New Puppy/Kitten Care - Petaluma Veterinary Hospital
Both puppies and kittens should come in for an exam and vaccines at roughly 8,12,16 weeks of age. At your first appointment, you are asked to bring any paperwork, vaccine history (previous shots, deworming, etc.) and a fecal sample that we submit for analysis to check for worms. These tests aren't 100% accurate, so we may give the puppy/kitten a broad-spectrum dewormer.

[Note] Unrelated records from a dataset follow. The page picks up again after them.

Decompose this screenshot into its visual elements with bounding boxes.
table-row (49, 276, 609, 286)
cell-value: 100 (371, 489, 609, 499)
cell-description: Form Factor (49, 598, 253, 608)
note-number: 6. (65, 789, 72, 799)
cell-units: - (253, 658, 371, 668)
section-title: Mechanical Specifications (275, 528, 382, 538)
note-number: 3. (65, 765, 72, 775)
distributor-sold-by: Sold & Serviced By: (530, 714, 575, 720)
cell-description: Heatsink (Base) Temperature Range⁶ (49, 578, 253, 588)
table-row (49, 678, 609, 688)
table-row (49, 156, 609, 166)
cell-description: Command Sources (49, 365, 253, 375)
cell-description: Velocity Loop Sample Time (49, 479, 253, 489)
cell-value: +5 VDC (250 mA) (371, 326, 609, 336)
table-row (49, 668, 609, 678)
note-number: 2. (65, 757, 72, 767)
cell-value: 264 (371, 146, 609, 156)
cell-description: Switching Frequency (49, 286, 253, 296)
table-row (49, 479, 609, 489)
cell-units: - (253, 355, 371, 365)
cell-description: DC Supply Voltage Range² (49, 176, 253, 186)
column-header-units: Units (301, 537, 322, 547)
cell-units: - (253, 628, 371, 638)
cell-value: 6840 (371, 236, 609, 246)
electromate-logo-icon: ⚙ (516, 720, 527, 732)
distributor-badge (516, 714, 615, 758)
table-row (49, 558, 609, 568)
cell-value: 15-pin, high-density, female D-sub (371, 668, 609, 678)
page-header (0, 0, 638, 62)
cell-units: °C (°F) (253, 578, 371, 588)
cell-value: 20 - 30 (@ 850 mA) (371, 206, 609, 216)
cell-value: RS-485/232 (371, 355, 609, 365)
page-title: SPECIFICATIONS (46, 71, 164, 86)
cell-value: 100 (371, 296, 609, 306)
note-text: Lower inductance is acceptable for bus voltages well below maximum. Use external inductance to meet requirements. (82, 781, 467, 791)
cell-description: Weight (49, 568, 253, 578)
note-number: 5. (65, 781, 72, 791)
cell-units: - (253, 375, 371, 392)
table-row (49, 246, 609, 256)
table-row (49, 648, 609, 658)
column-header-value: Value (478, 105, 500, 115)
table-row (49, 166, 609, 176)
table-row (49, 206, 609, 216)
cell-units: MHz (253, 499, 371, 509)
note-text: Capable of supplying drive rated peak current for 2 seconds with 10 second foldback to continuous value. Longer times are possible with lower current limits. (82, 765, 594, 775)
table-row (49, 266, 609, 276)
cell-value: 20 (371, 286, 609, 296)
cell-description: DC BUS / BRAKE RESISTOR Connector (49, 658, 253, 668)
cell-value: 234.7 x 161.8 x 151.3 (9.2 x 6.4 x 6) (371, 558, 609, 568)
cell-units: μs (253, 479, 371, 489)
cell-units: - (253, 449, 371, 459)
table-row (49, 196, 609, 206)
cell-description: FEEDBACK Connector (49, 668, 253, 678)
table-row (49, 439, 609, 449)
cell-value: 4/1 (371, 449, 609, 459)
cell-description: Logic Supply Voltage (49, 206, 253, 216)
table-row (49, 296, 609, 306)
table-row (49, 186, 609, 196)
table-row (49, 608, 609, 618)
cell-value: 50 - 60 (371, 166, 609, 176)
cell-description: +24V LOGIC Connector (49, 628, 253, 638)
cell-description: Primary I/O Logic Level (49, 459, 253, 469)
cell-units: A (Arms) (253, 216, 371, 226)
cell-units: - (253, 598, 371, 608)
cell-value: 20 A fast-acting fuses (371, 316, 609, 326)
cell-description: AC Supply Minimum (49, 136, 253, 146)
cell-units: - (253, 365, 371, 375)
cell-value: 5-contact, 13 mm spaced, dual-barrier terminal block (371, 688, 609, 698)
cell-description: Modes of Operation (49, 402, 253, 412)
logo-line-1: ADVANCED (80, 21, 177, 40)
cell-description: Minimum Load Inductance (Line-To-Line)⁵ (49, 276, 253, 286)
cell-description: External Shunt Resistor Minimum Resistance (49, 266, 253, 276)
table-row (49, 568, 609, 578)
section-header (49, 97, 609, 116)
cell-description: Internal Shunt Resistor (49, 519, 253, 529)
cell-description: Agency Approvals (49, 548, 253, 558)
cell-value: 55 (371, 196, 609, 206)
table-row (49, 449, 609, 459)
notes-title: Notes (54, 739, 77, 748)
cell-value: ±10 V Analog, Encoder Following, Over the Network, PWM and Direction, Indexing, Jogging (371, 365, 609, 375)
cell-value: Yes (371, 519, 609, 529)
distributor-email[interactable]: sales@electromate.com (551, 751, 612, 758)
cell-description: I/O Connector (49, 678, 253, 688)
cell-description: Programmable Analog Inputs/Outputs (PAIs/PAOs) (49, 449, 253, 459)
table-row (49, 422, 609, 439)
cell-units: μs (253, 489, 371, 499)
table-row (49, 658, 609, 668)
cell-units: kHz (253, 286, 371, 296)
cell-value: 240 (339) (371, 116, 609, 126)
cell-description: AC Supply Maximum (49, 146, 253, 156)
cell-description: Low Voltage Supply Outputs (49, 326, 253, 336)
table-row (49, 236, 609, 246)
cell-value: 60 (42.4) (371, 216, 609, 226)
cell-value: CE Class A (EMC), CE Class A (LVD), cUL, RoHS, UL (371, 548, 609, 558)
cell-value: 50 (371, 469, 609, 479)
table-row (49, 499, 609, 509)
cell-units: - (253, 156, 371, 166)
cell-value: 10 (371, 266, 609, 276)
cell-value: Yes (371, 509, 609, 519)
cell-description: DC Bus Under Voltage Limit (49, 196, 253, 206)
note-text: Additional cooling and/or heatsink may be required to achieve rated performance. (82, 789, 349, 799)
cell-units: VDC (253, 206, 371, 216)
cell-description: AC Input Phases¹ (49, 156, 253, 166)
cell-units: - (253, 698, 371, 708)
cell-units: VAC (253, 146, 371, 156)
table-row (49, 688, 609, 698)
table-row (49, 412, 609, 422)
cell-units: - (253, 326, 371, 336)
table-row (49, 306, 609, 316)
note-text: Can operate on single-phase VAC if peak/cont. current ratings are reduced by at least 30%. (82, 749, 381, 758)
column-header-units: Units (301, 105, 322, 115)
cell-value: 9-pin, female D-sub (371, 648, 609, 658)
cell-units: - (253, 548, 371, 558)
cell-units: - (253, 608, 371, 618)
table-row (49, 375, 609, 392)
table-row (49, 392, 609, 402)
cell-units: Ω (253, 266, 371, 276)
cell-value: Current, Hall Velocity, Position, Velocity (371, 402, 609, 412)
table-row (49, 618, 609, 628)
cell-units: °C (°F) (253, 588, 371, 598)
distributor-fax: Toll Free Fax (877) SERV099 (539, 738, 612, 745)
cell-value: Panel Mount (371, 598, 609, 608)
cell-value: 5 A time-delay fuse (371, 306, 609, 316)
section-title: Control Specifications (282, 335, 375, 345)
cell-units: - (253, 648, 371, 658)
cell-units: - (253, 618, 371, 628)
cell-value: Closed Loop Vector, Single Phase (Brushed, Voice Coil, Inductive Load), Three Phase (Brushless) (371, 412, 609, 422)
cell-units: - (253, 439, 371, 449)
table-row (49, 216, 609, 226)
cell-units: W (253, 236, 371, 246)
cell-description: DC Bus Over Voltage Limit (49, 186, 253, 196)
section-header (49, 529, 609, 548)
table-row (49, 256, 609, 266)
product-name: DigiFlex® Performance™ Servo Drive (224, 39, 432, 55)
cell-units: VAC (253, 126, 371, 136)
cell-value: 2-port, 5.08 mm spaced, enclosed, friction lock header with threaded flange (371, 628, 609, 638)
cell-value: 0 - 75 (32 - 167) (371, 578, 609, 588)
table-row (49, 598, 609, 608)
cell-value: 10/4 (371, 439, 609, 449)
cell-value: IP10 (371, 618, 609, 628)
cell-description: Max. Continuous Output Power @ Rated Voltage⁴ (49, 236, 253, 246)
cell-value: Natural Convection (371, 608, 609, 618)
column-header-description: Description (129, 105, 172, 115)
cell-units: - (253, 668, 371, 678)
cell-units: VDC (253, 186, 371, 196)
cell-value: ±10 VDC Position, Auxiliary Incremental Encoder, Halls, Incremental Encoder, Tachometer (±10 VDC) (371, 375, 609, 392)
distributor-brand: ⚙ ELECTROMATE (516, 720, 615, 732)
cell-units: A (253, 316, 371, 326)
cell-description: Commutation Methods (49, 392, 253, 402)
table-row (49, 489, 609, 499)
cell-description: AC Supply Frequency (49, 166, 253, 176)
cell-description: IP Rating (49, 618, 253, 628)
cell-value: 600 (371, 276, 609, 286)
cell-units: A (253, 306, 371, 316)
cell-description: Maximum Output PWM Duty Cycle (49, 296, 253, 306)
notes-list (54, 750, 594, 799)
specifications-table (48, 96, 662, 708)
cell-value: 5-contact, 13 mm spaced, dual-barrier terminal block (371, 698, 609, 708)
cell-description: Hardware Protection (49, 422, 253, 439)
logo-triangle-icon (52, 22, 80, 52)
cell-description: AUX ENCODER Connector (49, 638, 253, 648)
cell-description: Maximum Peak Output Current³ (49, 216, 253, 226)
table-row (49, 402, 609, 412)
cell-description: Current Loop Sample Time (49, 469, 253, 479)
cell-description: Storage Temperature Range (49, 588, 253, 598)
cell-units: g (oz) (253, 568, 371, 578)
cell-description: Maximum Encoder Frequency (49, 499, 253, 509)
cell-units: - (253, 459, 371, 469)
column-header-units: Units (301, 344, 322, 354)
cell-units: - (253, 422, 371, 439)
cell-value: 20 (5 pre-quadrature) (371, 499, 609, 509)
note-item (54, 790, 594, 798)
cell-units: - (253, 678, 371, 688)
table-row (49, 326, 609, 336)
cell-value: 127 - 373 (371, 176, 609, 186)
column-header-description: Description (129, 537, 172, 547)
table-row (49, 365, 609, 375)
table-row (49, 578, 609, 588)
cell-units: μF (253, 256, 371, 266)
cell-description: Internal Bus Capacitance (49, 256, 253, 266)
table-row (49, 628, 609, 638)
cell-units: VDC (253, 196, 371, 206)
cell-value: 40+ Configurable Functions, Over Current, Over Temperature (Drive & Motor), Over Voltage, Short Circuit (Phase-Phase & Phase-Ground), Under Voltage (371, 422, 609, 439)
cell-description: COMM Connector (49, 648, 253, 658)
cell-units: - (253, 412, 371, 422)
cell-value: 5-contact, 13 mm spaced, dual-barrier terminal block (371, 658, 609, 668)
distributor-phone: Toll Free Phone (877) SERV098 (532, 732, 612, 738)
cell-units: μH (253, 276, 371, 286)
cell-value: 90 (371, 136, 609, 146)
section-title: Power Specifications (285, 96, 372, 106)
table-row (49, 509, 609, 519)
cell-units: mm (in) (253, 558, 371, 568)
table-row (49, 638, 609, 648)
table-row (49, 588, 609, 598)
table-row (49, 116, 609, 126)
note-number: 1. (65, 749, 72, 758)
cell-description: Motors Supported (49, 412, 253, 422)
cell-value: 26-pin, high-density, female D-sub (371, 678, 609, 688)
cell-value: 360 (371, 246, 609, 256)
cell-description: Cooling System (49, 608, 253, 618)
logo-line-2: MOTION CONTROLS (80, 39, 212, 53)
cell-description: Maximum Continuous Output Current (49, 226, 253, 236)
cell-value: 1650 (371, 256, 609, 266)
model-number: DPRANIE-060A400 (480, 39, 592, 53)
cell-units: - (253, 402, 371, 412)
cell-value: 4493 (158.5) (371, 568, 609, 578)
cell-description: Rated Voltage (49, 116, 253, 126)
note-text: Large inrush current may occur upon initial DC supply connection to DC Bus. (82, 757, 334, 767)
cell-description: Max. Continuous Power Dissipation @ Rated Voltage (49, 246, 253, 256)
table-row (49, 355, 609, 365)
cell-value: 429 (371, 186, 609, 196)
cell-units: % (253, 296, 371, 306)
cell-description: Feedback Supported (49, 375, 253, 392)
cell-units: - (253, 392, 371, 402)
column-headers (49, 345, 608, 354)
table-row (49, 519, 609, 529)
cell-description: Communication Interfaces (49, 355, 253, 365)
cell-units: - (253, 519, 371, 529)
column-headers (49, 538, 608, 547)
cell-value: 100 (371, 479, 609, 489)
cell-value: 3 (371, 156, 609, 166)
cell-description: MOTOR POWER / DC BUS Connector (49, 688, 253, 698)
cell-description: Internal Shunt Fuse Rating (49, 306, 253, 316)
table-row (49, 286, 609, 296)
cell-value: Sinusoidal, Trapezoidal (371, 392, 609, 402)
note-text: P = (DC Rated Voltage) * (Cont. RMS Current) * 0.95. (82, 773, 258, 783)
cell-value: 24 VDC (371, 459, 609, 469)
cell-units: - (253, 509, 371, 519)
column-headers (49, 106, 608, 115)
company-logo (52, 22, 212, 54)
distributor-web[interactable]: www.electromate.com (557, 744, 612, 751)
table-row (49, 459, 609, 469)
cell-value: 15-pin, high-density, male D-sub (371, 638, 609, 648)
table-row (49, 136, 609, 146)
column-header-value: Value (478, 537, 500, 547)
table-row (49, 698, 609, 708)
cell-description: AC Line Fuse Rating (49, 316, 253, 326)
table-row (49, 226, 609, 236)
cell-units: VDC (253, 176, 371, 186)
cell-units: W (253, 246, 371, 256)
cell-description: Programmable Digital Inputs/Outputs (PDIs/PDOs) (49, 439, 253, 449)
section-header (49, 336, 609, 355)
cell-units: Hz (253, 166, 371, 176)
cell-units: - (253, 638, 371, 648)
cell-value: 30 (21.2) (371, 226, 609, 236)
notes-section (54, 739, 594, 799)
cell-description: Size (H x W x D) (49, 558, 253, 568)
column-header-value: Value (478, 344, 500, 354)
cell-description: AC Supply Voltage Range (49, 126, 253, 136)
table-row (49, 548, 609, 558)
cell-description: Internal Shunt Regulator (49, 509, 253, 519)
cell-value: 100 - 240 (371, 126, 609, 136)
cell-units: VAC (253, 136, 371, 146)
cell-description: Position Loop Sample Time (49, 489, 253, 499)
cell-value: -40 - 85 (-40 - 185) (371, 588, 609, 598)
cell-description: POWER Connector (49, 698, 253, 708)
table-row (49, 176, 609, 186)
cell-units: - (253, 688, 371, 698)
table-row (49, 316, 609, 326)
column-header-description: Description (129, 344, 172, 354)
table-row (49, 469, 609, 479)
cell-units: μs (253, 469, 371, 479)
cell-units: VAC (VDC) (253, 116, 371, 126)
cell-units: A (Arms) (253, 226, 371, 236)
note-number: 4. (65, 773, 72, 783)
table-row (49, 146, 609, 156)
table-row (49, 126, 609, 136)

We can help determine what vaccines are recommended for your pets based on the lifestyle they will have- outdoor vs indoor cats, dogs that stay at home vs those that will do training/boarding/dog parks/outdoors. Our veterinarians will develop a specific vaccination plan for your pet based on AAHA guidelines. Factors such as age, breed, health, lifestyle, and location are considered.
We do NOT sell PACKAGES because this is not a one size fits all situation. We customize each pet’s plan to fit their needs. You may think “packages” save you money… but if you are paying for something you don’t need, it’s not a value.
Initial Puppy exam
The puppy receives a thorough, head-to-tail examination and any vaccines that are required. Core vaccines are Rabies, Distemper-parvovirus combination, and Leptospirosis. Non-core vaccines are given based on your pet’s lifestyle- exposure to other dogs, wildlife, livestock, etc.
For example, if your dog is spending time in kennels we will recommend a vaccination against kennel cough. This vaccine is usually given by mouth and protects against Bordetella, Bronchiectasis and Parainfluenza virus.
Puppies have immature immune systems. This makes them vulnerable to diseases carried by other dogs and from the environment. Our veterinarians will recommend vaccinations to keep your new puppy protected. It’s best to avoid excessive contact with other dogs until your puppy has received a full set of vaccinations.
We also will discuss parasite control with you: flea, tick and heartworm (transmitted by mosquitoes) preventatives. An initial dose of Heartgard (heartworm prevention) and Nexgard (flea/tick prevention) are given FREE and are good for a one-month coverage.
Our veterinarians will also answer questions you may have about potty training, diet, behavioral issues, future vaccines, neutering, spaying, microchip implantation, or other issues.
Initial Kitty Exam
Hospital visits can be particularly stressful to cats who are not used to being locked up or outside of their homes. Our Petaluma Veterinary Hospital staff is adept at using handling techniques to help frightened felines to relax during the exam.
We recommend that you schedule exams for your kitten at 8, 12, and 16 weeks of age. This way our veterinarians can monitor growth and answer any questions you might have. The kitty exam includes a comprehensive physical examination, fecal sample analysis to test for worms, vaccinations and parasite control as needed for worms, fleas, and ticks. In this part of the country, we only test/prevent against heartworm in dogs.
Until kittens have received all of their vaccinations, it is best to keep them safe at home to ensure they stay healthy and are safeguarded against illness. Core vaccines recommended for all cats include FVRCP, (Rhino tracheitis, Caliciviral, and Panleukopenia viruses), and Rabies vaccines.
Feline Leukemia vaccine is recommended based on your individual cat’s risk of exposure (if going outdoors) or unique health considerations.
Parasites such as fleas, ticks, mosquitoes, and worms can harm animals if left untreated. To avoid the diseases and illnesses that parasites can cause, preventative treatments are required. We recommend that your pet be tested annually for parasites, in particular worms, heartworm, fleas, and ticks.
With a fecal sample, we can test for worms. If detected, we will administer a deworming treatment. Dogs should also receive yearly heartworm testing. Undetected heartworms that are left untreated can be fatal, which is why regular testing and prevention are important.